19/01/14

sfogline prestate all'agricoltura

Dopo aver prestato le nostre braccia alla pastificazione, eccole tornare all'agricoltura. Forse agricoltura è una parola grossa, diciamo a un campo. 
Iride caccia le infestanti col pensiero
Laura verifica che sia cresciuto qualcosa   









Si fa presto a pianificare piani bi, poi succede che decidi di farlo davvero e ti accorgi che le cose non vanno come avevi immaginato. O no?!
Comunque sia, una vita è troppo poca, non ci basta, ci sono troppi mestieri da imparare. Mettersi nei panni degli altri può essere molto utile, ma faticoso.
Quando il tuo lavoro non è legato al tempo atmosferico, il fatto che piova può solo metterti di cattivo umore, oppure farti prendere l'ombrello, o farti uscire in macchina invece che a piedi. Ma se il tuo lavoro dipende dalla pioggia, dal vento, dai nubifragi, dal freddo improvviso, perchè potresti non mangiare, o perdere dei soldi. Beh allora la cosa cambia!

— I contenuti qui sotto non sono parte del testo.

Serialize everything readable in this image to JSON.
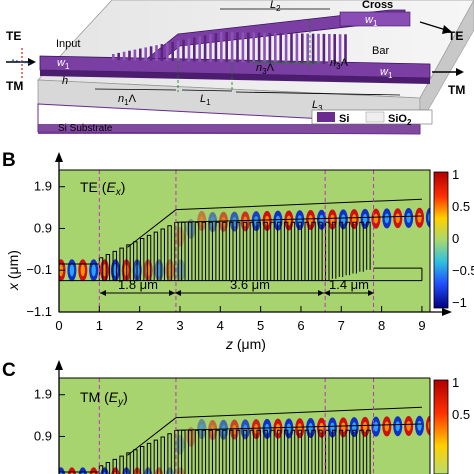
{
  "panelA": {
    "labels": {
      "input": "Input",
      "cross": "Cross",
      "bar": "Bar",
      "te": "TE",
      "tm": "TM",
      "w1": "w",
      "w1_sub": "1",
      "h": "h",
      "n1": "n",
      "n1_sub": "1",
      "lambda": "Λ",
      "L1": "L",
      "L1_sub": "1",
      "L2": "L",
      "L2_sub": "2",
      "L3": "L",
      "L3_sub": "3",
      "n3": "n",
      "n3_sub": "3",
      "si": "Si",
      "sio2": "SiO",
      "sio2_sub": "2",
      "substrate": "Si Substrate"
    },
    "colors": {
      "si": "#6a2c8e",
      "sio2": "#eeeeee",
      "arrow_red": "#d42020",
      "arrow_blue": "#2050c0"
    }
  },
  "panelB": {
    "letter": "B",
    "mode_label": "TE (",
    "field_var": "E",
    "field_sub": "x",
    "field_close": ")",
    "ylabel_var": "x",
    "ylabel_unit": " (μm)",
    "xlabel_var": "z",
    "xlabel_unit": " (μm)",
    "yticks": [
      "1.9",
      "0.9",
      "−0.1",
      "−1.1"
    ],
    "xticks": [
      "0",
      "1",
      "2",
      "3",
      "4",
      "5",
      "6",
      "7",
      "8",
      "9"
    ],
    "cbar_ticks": [
      "1",
      "0.5",
      "0",
      "−0.5",
      "−1"
    ],
    "dim_1": "1.8 μm",
    "dim_2": "3.6 μm",
    "dim_3": "1.4 μm"
  },
  "panelC": {
    "letter": "C",
    "mode_label": "TM (",
    "field_var": "E",
    "field_sub": "y",
    "field_close": ")",
    "yticks": [
      "1.9",
      "0.9"
    ],
    "cbar_ticks": [
      "1",
      "0.5"
    ]
  },
  "chart_data": [
    {
      "type": "heatmap",
      "title": "TE (Ex)",
      "xlabel": "z (μm)",
      "ylabel": "x (μm)",
      "xlim": [
        0,
        9.2
      ],
      "ylim": [
        -1.1,
        2.3
      ],
      "xticks": [
        0,
        1,
        2,
        3,
        4,
        5,
        6,
        7,
        8,
        9
      ],
      "yticks": [
        1.9,
        0.9,
        -0.1,
        -1.1
      ],
      "colorbar": {
        "min": -1,
        "max": 1,
        "ticks": [
          1,
          0.5,
          0,
          -0.5,
          -1
        ]
      },
      "section_boundaries_z": [
        1.0,
        2.9,
        6.6,
        7.8
      ],
      "annotations": [
        "1.8 μm",
        "3.6 μm",
        "1.4 μm"
      ]
    },
    {
      "type": "heatmap",
      "title": "TM (Ey)",
      "yticks": [
        1.9,
        0.9
      ],
      "colorbar": {
        "ticks": [
          1,
          0.5
        ]
      },
      "section_boundaries_z": [
        1.0,
        2.9,
        6.6,
        7.8
      ]
    }
  ]
}
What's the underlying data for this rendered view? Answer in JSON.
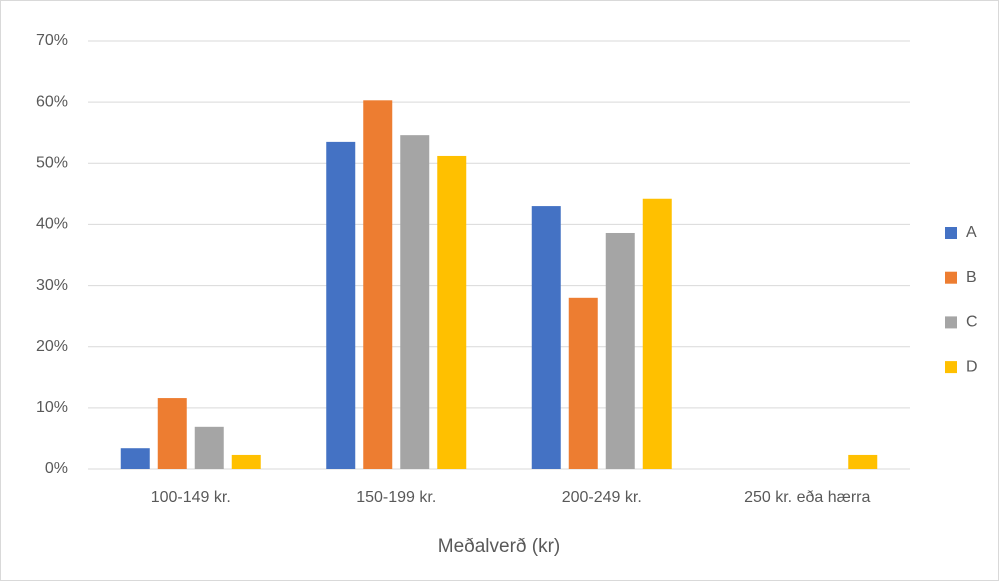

Vi sentite un po' confusi? Andiamo con ordine. Come avete letto in un post precedente, abbiamo trascorso un anno un po' burrascoso, diciamo. Ma siamo sempre noi, le sfogline di PNS, che abbiamo deciso di fare un'esperienza agricola. Ci troviamo in Sardegna e stiamo coltivando la terra, insomma abbiamo seminato un po' di ortaggi: spinaci, piselli, insalate, cime di rapa, patate, fave, finocchi, broccoli e bieta da costa. Dopo un panico iniziale, dovuto alle continue piogge a una settimana dalla semina, tra le infestanti si sono fatte largo le nostre piantine.
Cosa abbiamo imparato? I semenzai, se esistono, vanno usati. In Sardegna il tempo è mite, ma non a Novembre. La Sardegna è bella, ma il lavoro non c'è. (cit.)
Cosa fare allora? Vorremmo trovare un'idea travolgente, che abbia la stessa forza della plastica squagliata di Burri. Coltivare degli ortaggi così buoni, che nessuno ne ha mai mangiato. Trovare un modo di coltivazione che rivoluzioni l'agricoltura mondiale. Coltivare un grano così antico, che non c'è nemmeno nei libri di Storia. Da questo grano, farci una farina che fa dimagrire se ne mangi quintali, e ti fa più bella, forse immortale, ma non vorrei esagerare. Mentre discutiamo su come svoltare la nostra carriera di braccianti agricole, ci capitano per le mani tre chili di bacche di mirto.
Ci vorrebbe un idea rivoluzionaria, trasformare queste bacche in qualcosa che la gente non ha mai visto, in un qualcosa al quale le persone non possano più rinunciare. Un qualcosa bello da vedere, e buono da gustare. Un qualcosa che faccia conoscere la Sardegna al mondo intero per l'utilizzo furbo di questa bacca. Che se ci sono un tedesco, uno spagnolo e un milanese e tu dici mirto, il milanese pensa subito alla Sardegna, ma anche il tedesco eh! 
Oppure mi affido alla tradizione vecchia di un secolo e faccio il liquore di Mirto, ma lo chiamo M'orto, o Mirt'orto? Perchè la campagna c'entra sempre. Crescerà anche spontaneamente, l'arbusto, ma ci vuol sempre qualcuno che lo raccolga.
Allora ci affidiamo alla scarna ricetta, meglio se fotocopiata, della zia, per preparare litri di mirto.
  • 700 g. di bacche di mirto
  • 1 L. di alcool
  • 1 L. e mezzo di acqua
  • 600 g. di zucchero (se ne possono usare anche 500 g. dipende dai gusti)
Mettete a macerare le bacche di mirto nell'alcool per quaranta giorni, dopo averle lavate. Mettetevi un promemoria, oppure scrivetelo nel calendario. Passato questo tempo fate bollire l'acqua, scioglieteci dentro lo zucchero, fatela raffreddare. Filtrare l'alcool e aggiungetelo all'acqua zuccherata, ormai fredda. Conservate al riparo da sguardi ingordi, per almeno dieci giorni. Ora potete berlo!
bacche di mirto, prima del lavaggio
 Se vi dico mirto, voi a cosa pensate?